First Thoughts on Year A Gospel Passages from the Lectionary

Christmas 1

William Loader

Christmas 1:  29 December  Matthew 2:13-23

The first half of the chapter is the standard text scheduled for Epiphany, which happens to fall on a Sunday this year (next Sunday). It will be hard to treat today's text without some reference to the first half of the chapter.

The whole chapter is serious story telling, symbolic narrative about real things. Feeding into the story is the account of the threat to Israel from Balak; and Balaam's reluctant intervention and, finally, his prophecy that a star and sceptre would arise from Israel. The story is found in Numbers 22-24 and the prophecy in 24:17. The Qumran covenanters of the Dead Sea applied the prophecy to its two hoped for messiahs: the star symbolising the priestly, the sceptre the warrior royal messiah. It appears to be used similarly in the Testaments of the Twelve Patriarchs. Other groups used it of a single Messiah. Doubtless the prophecy played a role in the designation of Simon ben Kosebah who led the second great revolt against Rome in 132-135 CE as Simon bar Kochba ('son of a star'). In our story it finds its echo in the star of Bethlehem.

Typically for such narratives there is more than one stream of allusions. We not only have Israel going down into Egypt and being called up out of Egypt in the Exodus as God's son (hence the quotation of Hosea 11:1 in 2:15), but we also have echoes of the attempt of the Pharoah to kill Hebrew infants which led to Moses being set among the bulrushes. Jewish legends about this event also have dream warnings just as we have here and it is very likely that these were known to Matthew in composing the story.

One way to help people escape from the romanticism of Christmas is to help them see what kind of a story this is and how it works. It is saying in its distinctive way: history is repeating itself. Also: here is the true child of God, the true representative of Israel. Here is the Messiah, the star of Israel. It is making very powerful statements about Jesus. It is showing the best of the world's wise - here: astrologers - recognising Jesus and showing that the creation itself acclaims him by the code to be read in the sky. Also: the hope of Israel's prophets that the nations, even their kings, would come to Zion to acknowledge God, bearing gifts, finds fulfilment. The story is celebrating the Gentile mission to come and by contrast reflecting on rejection by the people who ought to have acknowledged him. The pain of the latter is in the title 'King of the Jews'; Herod will fail to find the child, but later rulers will not and that title will stand as accusation above the crucified Jesus.

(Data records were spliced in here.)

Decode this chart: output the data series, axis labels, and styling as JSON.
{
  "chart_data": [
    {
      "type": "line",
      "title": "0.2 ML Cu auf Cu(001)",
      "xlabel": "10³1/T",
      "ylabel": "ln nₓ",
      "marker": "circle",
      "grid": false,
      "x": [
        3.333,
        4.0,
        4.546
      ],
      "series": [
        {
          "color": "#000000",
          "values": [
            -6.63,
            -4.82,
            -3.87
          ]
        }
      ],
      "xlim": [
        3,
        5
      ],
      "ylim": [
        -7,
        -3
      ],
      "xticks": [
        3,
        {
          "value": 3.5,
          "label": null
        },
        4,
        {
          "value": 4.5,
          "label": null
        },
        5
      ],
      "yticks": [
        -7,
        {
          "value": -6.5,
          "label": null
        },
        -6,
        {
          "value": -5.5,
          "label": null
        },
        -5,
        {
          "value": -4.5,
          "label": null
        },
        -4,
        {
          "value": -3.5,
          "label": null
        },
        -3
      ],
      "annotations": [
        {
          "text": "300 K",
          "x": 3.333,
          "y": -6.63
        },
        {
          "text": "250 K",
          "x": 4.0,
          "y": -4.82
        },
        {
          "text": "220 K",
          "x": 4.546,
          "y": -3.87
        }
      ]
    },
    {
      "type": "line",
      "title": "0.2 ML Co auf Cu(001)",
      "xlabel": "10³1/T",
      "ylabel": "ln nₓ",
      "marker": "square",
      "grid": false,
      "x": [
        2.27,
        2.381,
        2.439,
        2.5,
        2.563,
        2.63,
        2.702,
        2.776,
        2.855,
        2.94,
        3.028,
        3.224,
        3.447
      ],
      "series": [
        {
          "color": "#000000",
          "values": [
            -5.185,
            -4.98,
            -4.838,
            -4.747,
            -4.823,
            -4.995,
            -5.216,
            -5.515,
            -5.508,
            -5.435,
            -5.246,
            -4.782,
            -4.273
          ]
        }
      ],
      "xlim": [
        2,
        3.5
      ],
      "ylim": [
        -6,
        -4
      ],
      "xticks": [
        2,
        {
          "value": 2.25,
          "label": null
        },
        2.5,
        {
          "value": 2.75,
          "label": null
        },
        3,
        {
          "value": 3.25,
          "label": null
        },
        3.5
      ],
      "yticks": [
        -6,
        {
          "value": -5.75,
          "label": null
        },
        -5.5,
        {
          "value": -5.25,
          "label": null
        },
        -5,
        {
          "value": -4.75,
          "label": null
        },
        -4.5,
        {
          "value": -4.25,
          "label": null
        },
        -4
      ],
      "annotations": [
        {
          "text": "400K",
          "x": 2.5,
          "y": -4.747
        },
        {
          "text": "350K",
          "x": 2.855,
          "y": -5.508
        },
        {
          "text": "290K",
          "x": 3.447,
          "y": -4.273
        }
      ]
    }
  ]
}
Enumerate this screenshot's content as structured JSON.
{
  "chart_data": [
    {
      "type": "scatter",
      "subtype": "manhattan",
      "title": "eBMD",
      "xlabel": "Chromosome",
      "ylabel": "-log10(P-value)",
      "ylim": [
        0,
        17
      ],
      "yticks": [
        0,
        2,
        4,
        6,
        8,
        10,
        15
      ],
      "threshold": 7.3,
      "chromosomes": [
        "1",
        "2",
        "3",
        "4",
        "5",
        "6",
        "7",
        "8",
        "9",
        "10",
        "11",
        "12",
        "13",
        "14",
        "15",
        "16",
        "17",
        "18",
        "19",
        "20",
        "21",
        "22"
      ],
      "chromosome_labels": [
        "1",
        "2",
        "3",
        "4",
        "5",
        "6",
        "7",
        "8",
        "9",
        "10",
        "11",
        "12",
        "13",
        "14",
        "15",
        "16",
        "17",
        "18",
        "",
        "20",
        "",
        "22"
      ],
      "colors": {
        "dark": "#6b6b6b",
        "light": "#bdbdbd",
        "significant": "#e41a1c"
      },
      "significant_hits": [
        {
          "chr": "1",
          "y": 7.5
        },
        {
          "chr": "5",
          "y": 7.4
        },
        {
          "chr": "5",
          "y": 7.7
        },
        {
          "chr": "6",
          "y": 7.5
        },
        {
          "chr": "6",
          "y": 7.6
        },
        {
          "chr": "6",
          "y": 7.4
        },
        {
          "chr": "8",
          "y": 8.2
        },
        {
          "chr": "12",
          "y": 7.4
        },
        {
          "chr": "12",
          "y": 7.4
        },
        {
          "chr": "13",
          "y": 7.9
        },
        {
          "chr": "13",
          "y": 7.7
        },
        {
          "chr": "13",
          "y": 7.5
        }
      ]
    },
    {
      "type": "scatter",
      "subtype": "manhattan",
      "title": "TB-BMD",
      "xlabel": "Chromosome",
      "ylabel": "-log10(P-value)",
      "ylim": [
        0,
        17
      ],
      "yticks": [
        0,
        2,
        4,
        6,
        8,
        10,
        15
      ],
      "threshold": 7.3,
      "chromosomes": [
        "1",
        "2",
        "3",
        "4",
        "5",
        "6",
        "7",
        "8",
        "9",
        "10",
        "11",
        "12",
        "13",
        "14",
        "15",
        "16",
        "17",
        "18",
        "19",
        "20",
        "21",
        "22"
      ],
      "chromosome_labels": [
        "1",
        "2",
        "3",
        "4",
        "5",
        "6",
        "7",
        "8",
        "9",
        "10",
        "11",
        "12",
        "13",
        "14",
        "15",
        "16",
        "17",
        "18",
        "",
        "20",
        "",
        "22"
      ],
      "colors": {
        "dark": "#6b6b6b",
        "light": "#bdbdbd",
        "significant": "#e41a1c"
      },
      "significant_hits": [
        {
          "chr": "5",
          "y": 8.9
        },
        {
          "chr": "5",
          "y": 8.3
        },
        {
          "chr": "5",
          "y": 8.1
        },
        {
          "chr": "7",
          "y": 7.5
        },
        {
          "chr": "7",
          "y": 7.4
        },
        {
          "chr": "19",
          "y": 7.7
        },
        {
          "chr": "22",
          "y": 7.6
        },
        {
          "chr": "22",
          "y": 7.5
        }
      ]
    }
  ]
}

The narrative is packed with allusions. It can be quite enriching to explain to people today what these are. Better to take the risk of seeming too much to be a teacher and giver of information than simply to leave the story without helping people face its mythical quality. Otherwise, as is so often when teaching fails, people will assume that, yes, this is supposed to be real history and their faith will be just as unreal, uncritical and unconnected with the world in which we live.

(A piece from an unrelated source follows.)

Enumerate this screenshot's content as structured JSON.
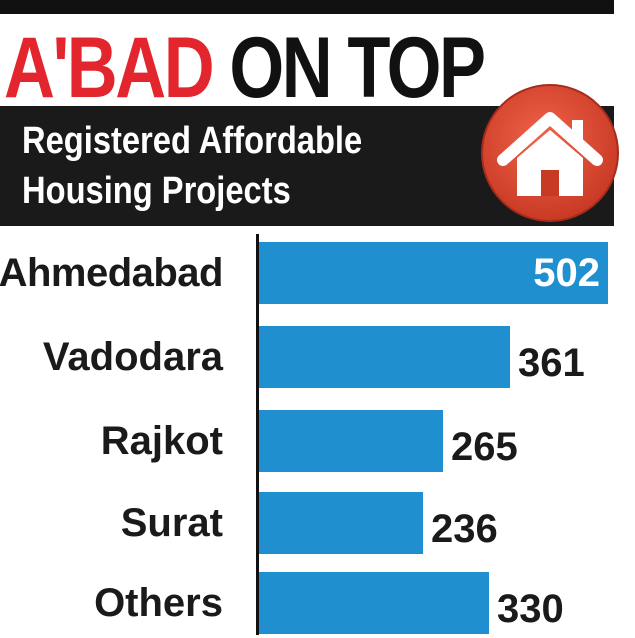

The answer is not to try to squeeze the essence out of the rich allusions of the text in the hope of producing some kind of statement of meaning reduced to words and definitions. These stories invite us to play, but we need to play them over into our own territory. To the sensitive imagination the threatened ruler absurdly massacring the helpless has allusions to events in our own age. Matthew, is, after all not telling us about the baby and not just telling us about the past history of the adult Jesus but also reflecting the pain which his own community has faced. This pain belongs in the Christmas season if Christ is not to be trivialised. We have our stories of infants stolen from their families.

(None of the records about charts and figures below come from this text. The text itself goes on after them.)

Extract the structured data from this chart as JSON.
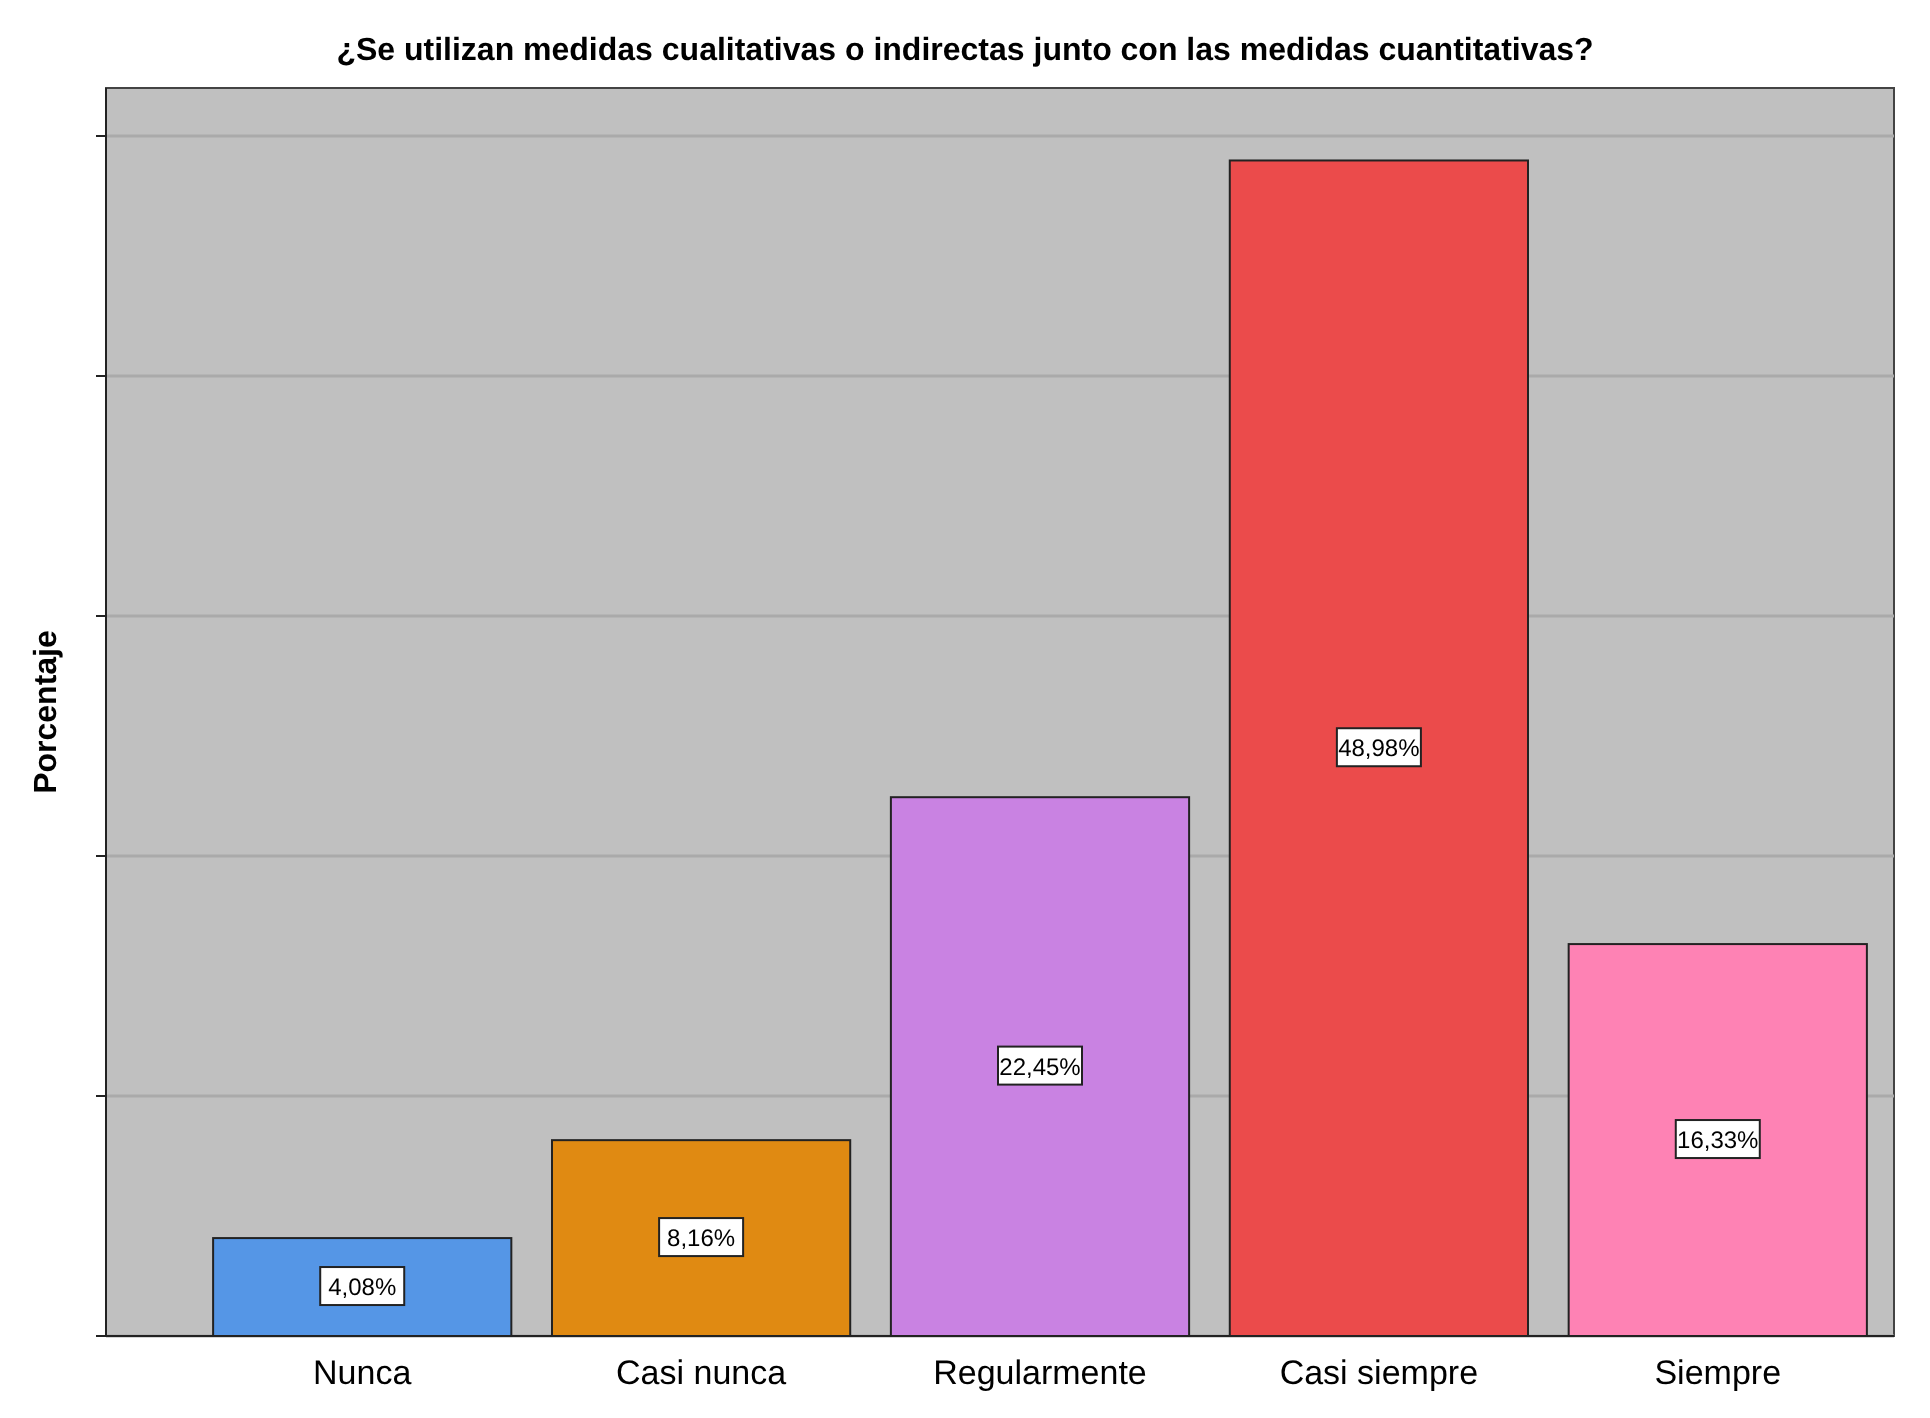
{
  "chart_data": {
    "type": "bar",
    "title": "¿Se utilizan medidas cualitativas o indirectas junto con las medidas cuantitativas?",
    "ylabel": "Porcentaje",
    "categories": [
      "Nunca",
      "Casi nunca",
      "Regularmente",
      "Casi siempre",
      "Siempre"
    ],
    "values": [
      4.08,
      8.16,
      22.45,
      48.98,
      16.33
    ],
    "value_labels": [
      "4,08%",
      "8,16%",
      "22,45%",
      "48,98%",
      "16,33%"
    ],
    "colors": [
      "#5596e6",
      "#e08a12",
      "#c982e2",
      "#eb4b4b",
      "#fe82b4"
    ],
    "ylim": [
      0,
      52
    ],
    "yticks": [
      {
        "value": 0,
        "label": null
      },
      {
        "value": 10,
        "label": null
      },
      {
        "value": 20,
        "label": null
      },
      {
        "value": 30,
        "label": null
      },
      {
        "value": 40,
        "label": null
      },
      {
        "value": 50,
        "label": null
      }
    ],
    "grid": "y"
  }
}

It is a story of rejection but also of inclusion with a sense that to be in touch with this one is to be truly in touch with life and its rhythms, which, for the ancients, were defined by the stars. We need to find our way of saying this. It does not make a lot of sense to try to connect the event to real astronomy, though attempts continue to be made. The best point to a conjunction of major planets around this period or more generally to comets. Stories existed about astral phenomena at the birth of significant people; it was the stuff of legend, which mixes observed phenomena with narratives designed to herald significance of life achievement.

The narrative invites participation, so that we, too, might kneel before the absurdity of a helpless child. O come, let us adore him! But it has to be the one defined by what he became and did, not just another typical piece of human adulation which so often amounts to giving away one's dignity and surrendering one's accountability. The one who rushes to do obeisance will often be the first to oppress when the roles are reversed. Adoration is dangerous if the awe is at power and not at love.

Notice how the passage ends with reference to Herod's son, Archelaus. Escape from Herod did not mean a happy ending. There is a refugee mentality here touched in the story, not because Jesus actually went down to Egypt, but because the life of grace must dodge between the powers. In our day we see such vulnerability in the desperation of asylum seekers and their initiatives to escape oppression and find a better life for their families, cast adrift on the seas, vulnerable to apparently well meaning politicians who are driven by other agendas and others who just want to make a fast buck. Christians who called themselves Nazarenes would also recognise their theme here, and for others the choice of Nazareth is the choice of strategic obscurity.